Pensa-se que o Hwasong-12 poderia servir de base para o desenvolvimento de um ICBM. Entretanto, o míssil precisaria serredesenhado para acrescentar mais um estágio para fazer isso. Recentemente a Coreia do Norte testou sobre o terreno um motor de foguete, o qual responsáveis dos EUA especulam que poderia ser destinado a mover o último estágio de um ICBM. Com base apenas em imagens de satélite , esta conclusão não passa de suposição. Pouco importa a natureza do teste do motor, uma quantidade significativa de trabalho permanece por fazer para readaptar um míssil existente para ICBM e aperfeiçoar a tecnologia associada, tal como o sistema de orientação e o veículo de reentrada.

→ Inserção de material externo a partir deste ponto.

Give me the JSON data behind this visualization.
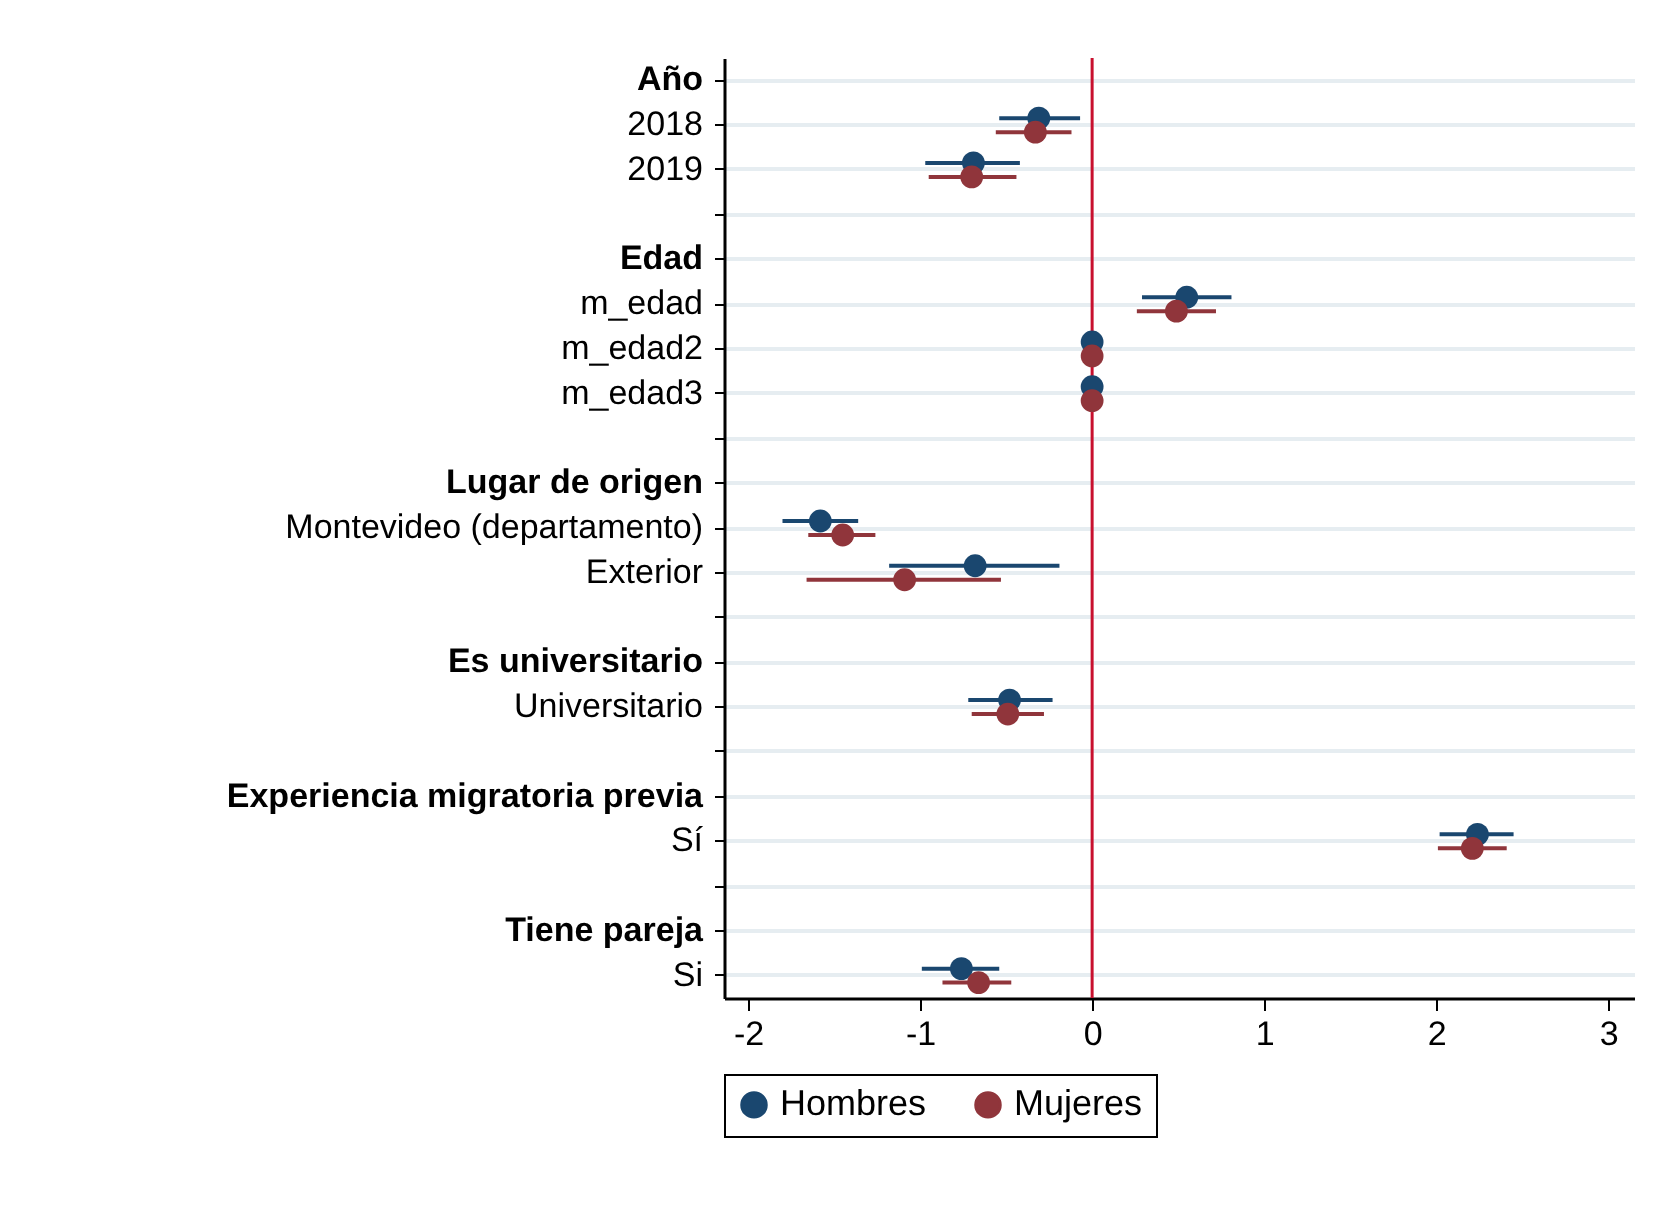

Além disso, antes de um míssil poder ser considerado pronto operacionalmente ele deve passar por múltiplos testes para assegurar que cumpre padrões de desempenho e fiabilidade. O Hwasong-12 teve êxito apenas em um dos seus quatro testes.
Ameaças e provocações
É um artigo de fé no ocidente que cada teste de míssil da Coreia do Norte é uma "ameaça" ou "provocação". Mas será verdade? Ao longo dos últimos meses, a Índia testou os seus mísseis balísticos Agni-2 de médio alcance e Agni-2 de alcance intermediário, assim como um ICBM Agni-5, produzindo apenas bocejos de indiferença. O Paquistão disparou um míssil balístico Ababeel de médio alcance, capaz de entregar múltiplas ogivas nucleares, enquanto tanto a China como a Rússia testaram ICBMs. Os Estados Unidos, enquanto condenavam violentamente a Coreia do Norte pelos seus testes, lançavam mísseis Minuteman 3 de Trident. Nenhum destes testes por potências nucleares foi considerado provocador. Nem sequer foi considerada a hipocrisia da administração Trump ao manifestar ultraje por a Coreia do Norte fazer o que ela estava a fazer.

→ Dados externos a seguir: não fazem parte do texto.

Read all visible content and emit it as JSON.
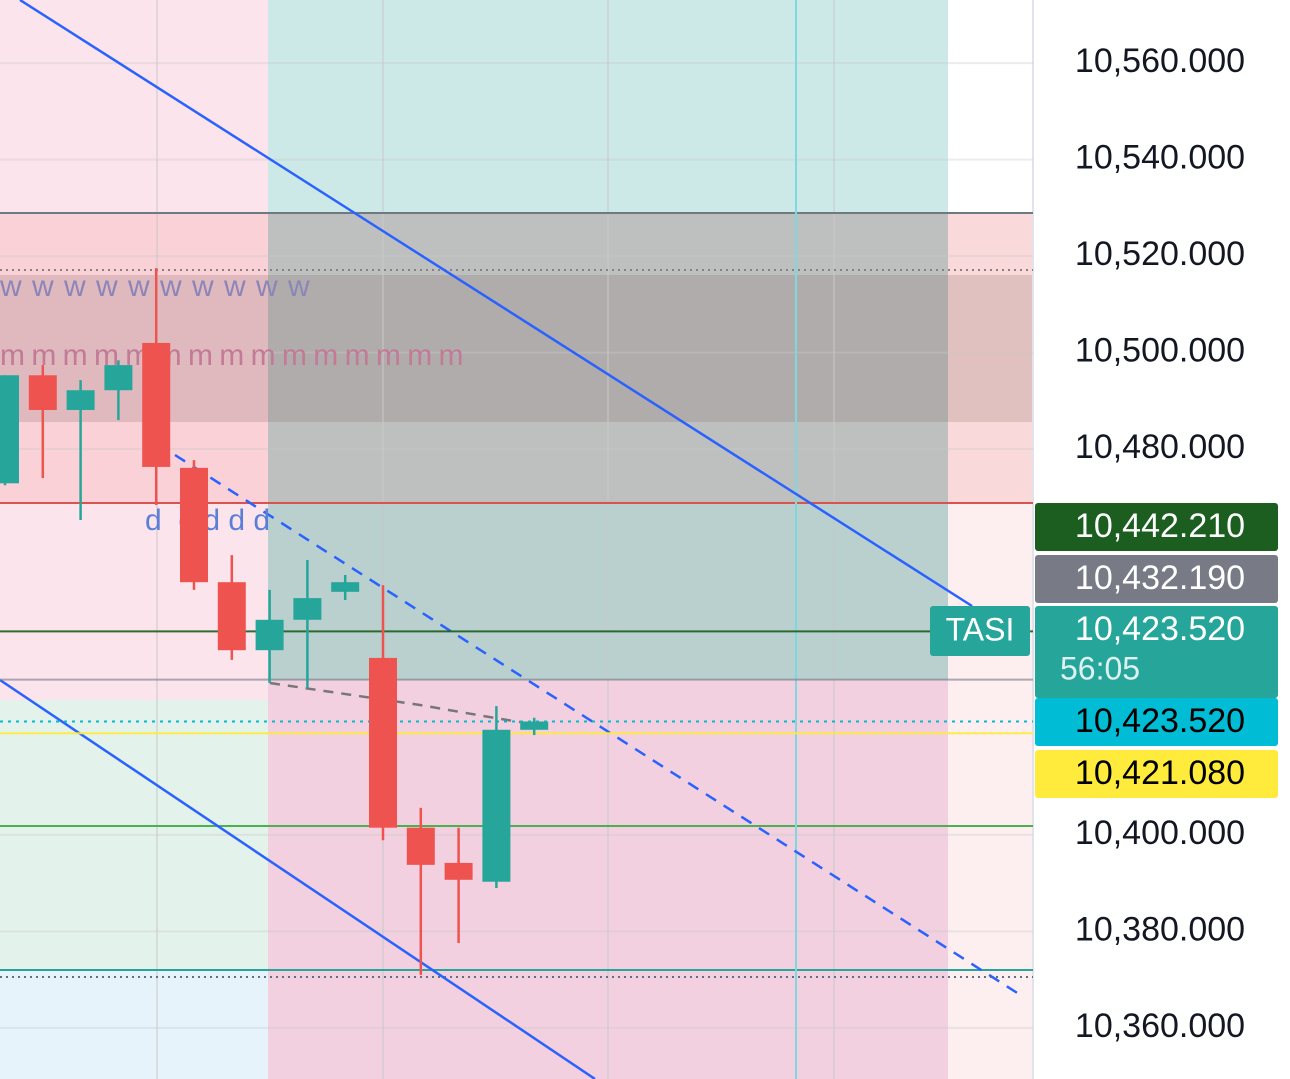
{
  "chart_data": {
    "type": "candlestick",
    "symbol": "TASI",
    "countdown": "56:05",
    "annotations": [
      "w w w w w w w w w w",
      "m m m m m m m m m m m m m m m",
      "d  d d d d"
    ],
    "open": [
      10472.9,
      10495.3,
      10488.1,
      10492.2,
      10502.0,
      10476.1,
      10452.4,
      10438.3,
      10444.6,
      10450.4,
      10436.7,
      10401.5,
      10394.2,
      10390.3,
      10421.8
    ],
    "high": [
      10495.3,
      10497.4,
      10494.3,
      10498.4,
      10517.5,
      10477.7,
      10458.0,
      10450.8,
      10457.0,
      10453.9,
      10451.8,
      10405.6,
      10401.5,
      10426.7,
      10424.3
    ],
    "low": [
      10472.5,
      10474.0,
      10465.3,
      10486.0,
      10468.4,
      10450.8,
      10436.3,
      10431.5,
      10430.5,
      10448.7,
      10398.9,
      10371.0,
      10377.6,
      10389.0,
      10420.7
    ],
    "close": [
      10495.3,
      10488.1,
      10492.2,
      10497.4,
      10476.3,
      10452.4,
      10438.3,
      10444.6,
      10449.1,
      10452.4,
      10401.5,
      10393.8,
      10390.7,
      10421.8,
      10423.52
    ],
    "up_color": "#26a69a",
    "down_color": "#ef5350",
    "ylim": [
      10349.4,
      10573.1
    ],
    "yticks": [
      {
        "value": 10360,
        "label": "10,360.000"
      },
      {
        "value": 10380,
        "label": "10,380.000"
      },
      {
        "value": 10400,
        "label": "10,400.000"
      },
      {
        "value": 10480,
        "label": "10,480.000"
      },
      {
        "value": 10500,
        "label": "10,500.000"
      },
      {
        "value": 10520,
        "label": "10,520.000"
      },
      {
        "value": 10540,
        "label": "10,540.000"
      },
      {
        "value": 10560,
        "label": "10,560.000"
      }
    ],
    "grid": true,
    "price_labels": [
      {
        "value": 10442.21,
        "label": "10,442.210",
        "color": "#1b5e20",
        "text_color": "#ffffff"
      },
      {
        "value": 10432.19,
        "label": "10,432.190",
        "color": "#787b86",
        "text_color": "#ffffff"
      },
      {
        "value": 10423.52,
        "label": "10,423.520",
        "color": "#26a69a",
        "text_color": "#ffffff"
      },
      {
        "value": 10423.52,
        "label": "10,423.520",
        "color": "#00bcd4",
        "text_color": "#000000"
      },
      {
        "value": 10421.08,
        "label": "10,421.080",
        "color": "#ffeb3b",
        "text_color": "#000000"
      }
    ]
  }
}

Falando com objectividade, não há diferença entre os testes de mísseis da Coreia do Norte e os outros, embora deva ser destacado que o arsenal dos EUA de aproximadamente 7000 ogivas nucleares torna insignificante o da Coreia do Norte.
Como observou o ministro norte-coreano dos Negócios Estrangeiros, "Nem um único artigo ou disposição na Carta das Nações Unidas e outras leis internacionais estipula que testes nucleares ou lançamento de foguetes balísticos apresenta uma ameaça à paz e segurança internacional". O poder político e econômico dos Estados Unidos dá-lhe os meios para incitar outros membros do Conselho de Segurança a concordarem com a sua exigência de impor sanções à Coreia do Norte. Em consequência, a Coreia do Norte é o único país escolhido pelas sanções da ONU que proíbem testar os mesmos tipos de mísseis que outros países ficam livres para fazer. Não há base legal para este duplo padrão, o qual é primariamente um produto da influência dos EUA.

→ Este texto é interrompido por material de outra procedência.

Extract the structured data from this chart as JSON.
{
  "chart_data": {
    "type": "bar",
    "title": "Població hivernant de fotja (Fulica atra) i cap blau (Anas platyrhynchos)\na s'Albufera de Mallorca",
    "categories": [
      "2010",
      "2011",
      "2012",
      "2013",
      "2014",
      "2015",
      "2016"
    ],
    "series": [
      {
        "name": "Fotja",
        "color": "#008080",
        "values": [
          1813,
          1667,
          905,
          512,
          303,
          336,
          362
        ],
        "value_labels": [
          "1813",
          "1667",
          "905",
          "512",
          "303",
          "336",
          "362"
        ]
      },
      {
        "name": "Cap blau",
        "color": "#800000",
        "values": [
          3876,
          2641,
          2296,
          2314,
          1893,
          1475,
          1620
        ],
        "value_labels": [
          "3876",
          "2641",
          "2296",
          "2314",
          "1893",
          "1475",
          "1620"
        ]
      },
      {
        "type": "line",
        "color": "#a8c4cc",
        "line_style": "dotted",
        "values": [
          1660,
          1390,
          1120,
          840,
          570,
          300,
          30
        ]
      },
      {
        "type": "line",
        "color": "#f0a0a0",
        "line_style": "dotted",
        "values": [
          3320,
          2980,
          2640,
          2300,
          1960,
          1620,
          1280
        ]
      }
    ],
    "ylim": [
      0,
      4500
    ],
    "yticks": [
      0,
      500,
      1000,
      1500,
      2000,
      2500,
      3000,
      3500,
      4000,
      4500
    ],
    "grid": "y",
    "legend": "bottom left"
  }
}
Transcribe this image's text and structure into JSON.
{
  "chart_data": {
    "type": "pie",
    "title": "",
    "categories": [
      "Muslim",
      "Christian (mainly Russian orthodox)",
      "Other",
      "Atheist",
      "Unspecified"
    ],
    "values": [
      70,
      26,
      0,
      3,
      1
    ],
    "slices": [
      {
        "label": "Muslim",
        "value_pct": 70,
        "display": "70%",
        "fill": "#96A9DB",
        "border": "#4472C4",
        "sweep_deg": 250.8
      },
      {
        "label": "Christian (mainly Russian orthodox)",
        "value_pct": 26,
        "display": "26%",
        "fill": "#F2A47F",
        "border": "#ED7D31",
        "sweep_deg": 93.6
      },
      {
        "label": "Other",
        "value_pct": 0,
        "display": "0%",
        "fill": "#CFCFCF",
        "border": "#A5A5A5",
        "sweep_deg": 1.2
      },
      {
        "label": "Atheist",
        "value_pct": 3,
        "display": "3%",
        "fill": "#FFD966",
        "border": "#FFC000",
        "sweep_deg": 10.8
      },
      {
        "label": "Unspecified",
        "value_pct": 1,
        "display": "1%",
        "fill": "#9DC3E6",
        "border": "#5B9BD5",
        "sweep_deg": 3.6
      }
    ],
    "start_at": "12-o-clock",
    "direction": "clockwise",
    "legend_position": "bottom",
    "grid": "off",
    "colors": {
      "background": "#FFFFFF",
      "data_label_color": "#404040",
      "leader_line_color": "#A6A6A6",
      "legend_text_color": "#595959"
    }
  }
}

Da perspectiva norte-coreana, exercícios militares de grande escala que os Estados Unidos conduzem regularmente em tandem com a Coreia do Sul são ameaçadores. Estes ensaios treinam a invasão da Coreia do Norte, incluindo operações de decapitação para matar líderes norte-coreanos. Recentemente, aviões bombardeiros americanos B-1B executaram uma série de voos sobre a Coreia do Sul, praticamente o tapete de bombardeamento (carpet bombing) da Coreia do Norte. Concebido originalmente para entregar armas nucleares, o B-1B passou por uma conversão para armas convencionais há apenas dez anos atrás. Este avião ainda é uma arma formidável e pode transportar três vezes a carga útil de um B-52.